After this workshop, are you more optimistic or less optimistic about the state of AI where we are today? We've heard of many current challenges. What is, in your view, the most important challenge to work on?
Context size. Being able to have more context becomes a lot more important as you're dealing with more modalities, e.g. somebody mentioned tactile earlier, or images and things like that. Just to give you a notion, RoboCat uses three time steps as context because that's all that fits. So being able to solve that would really help in at least in the robotics domain.
Trustworthiness, efficiency and to be able to reduce the footprints that these models have. And humans, in the sense that people should be better educated about what they should use these models for and what they should not use these models for.

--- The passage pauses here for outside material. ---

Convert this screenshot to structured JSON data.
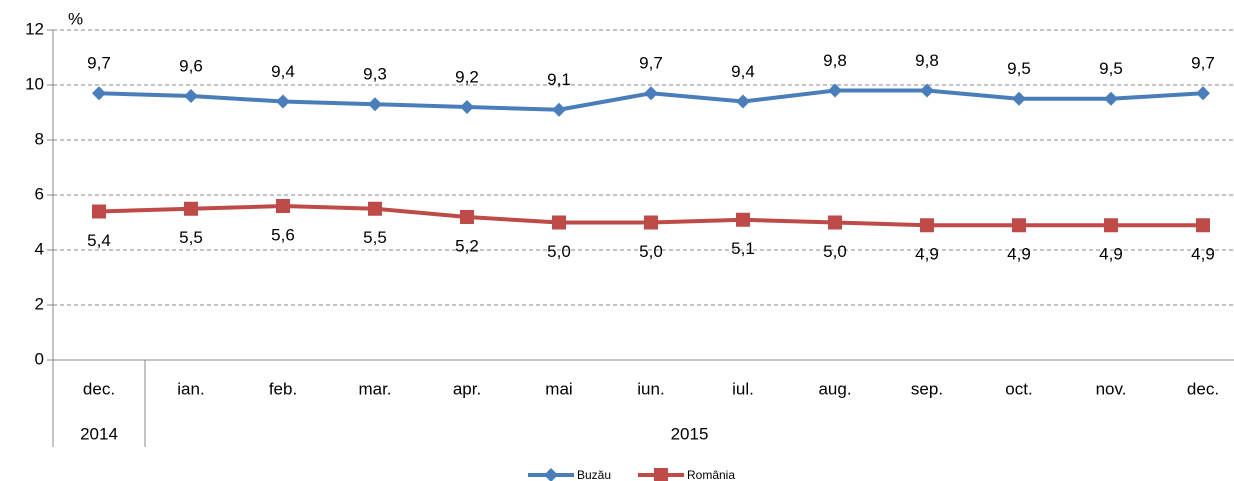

For me, it's how to quantify if you don't know. That's a really strong skill for humans. If you ask me something, and I don't know, I say: Sorry, I don't know. I could look it up and check it, but I feel I really get calibration what I'm confident on what I'm not confident on, and what I can refuse. And this is where LLMs are still terrible.
If I asked them, hey, which band is playing at Transformers at work 2023, they will hallucinate stuff, because they don't have the knowledge, and they don't know that they don't know it. For a lot of these tasks like agents planning, you need to judge, is it correctly answered yet? Is there still something missing? And are there some aspects which you don't know? Before we solve it and the model can really confidently and well say: What do I know, and what do I not know, there will be little progress on agents.
Last year we were here, fascinated by the few-shot capabilities of GPT-3 that were made public via an API. And this year we're working on these tools with multiple agents. There was some news that people, I think Chinese researchers, were playing with this software engineering factory where there is a chatGPT CEO, chatGPT CTO, and chatGPT writer, and so on, and we're talking about trusting our lives to these models, and discussing the impact. Maybe I'm too optimistic about how they will work in the future, but what is actually more troubling me is the impact that it will have in the general society. And it seems that there's a bit of denial amongst ourselves: GPT for coding, it's scoring way better than what I can do. It doesn't know information retrieval, like I do, but then maybe GPT-5 will know. We have to think a bit about this. So I'm more worried about the societal implications of this, than probably the technical aspects, of which there are a ton, but how long will it take to solve?
I'm very optimistic that we'll manage to deal with multimodal data, and expand the reach. There's a huge potential for applications and some of them will be pretty impactful. One challenge that I've seen across the different talks here is the need for data, high quality data, also for evaluation, but also to train models beyond simulations, beyond toy examples.
I'm extremely optimistic that we will solve the technical challenges. But also, even if we don't, compared to where we were a year ago, we're well into having crossed the boundary from research to being practically useful. So even if there wasn't further progress, I'm extremely optimistic about what people will build in the next year. The current state of the art is not over-hyped, it's actually under-hyped massively.
Something that hasn't been mentioned, that I think is quite important to work on, may be adding some sort of common sense priors to these models, e.g. more geometric priors, thinking of visual language models. Sometimes some of the mistakes are not very intuitive. Understanding why models make these kinds of mistakes and introducing these common sense priors would be a really interesting thing.
Thank you for making these kinds of predictions. We will not hold them against you. Certainly not after we mingle them with a little bit of beer in the evening program at Transformers at Work 2023. A big thank you for all the speakers at Transformers at Work 2023!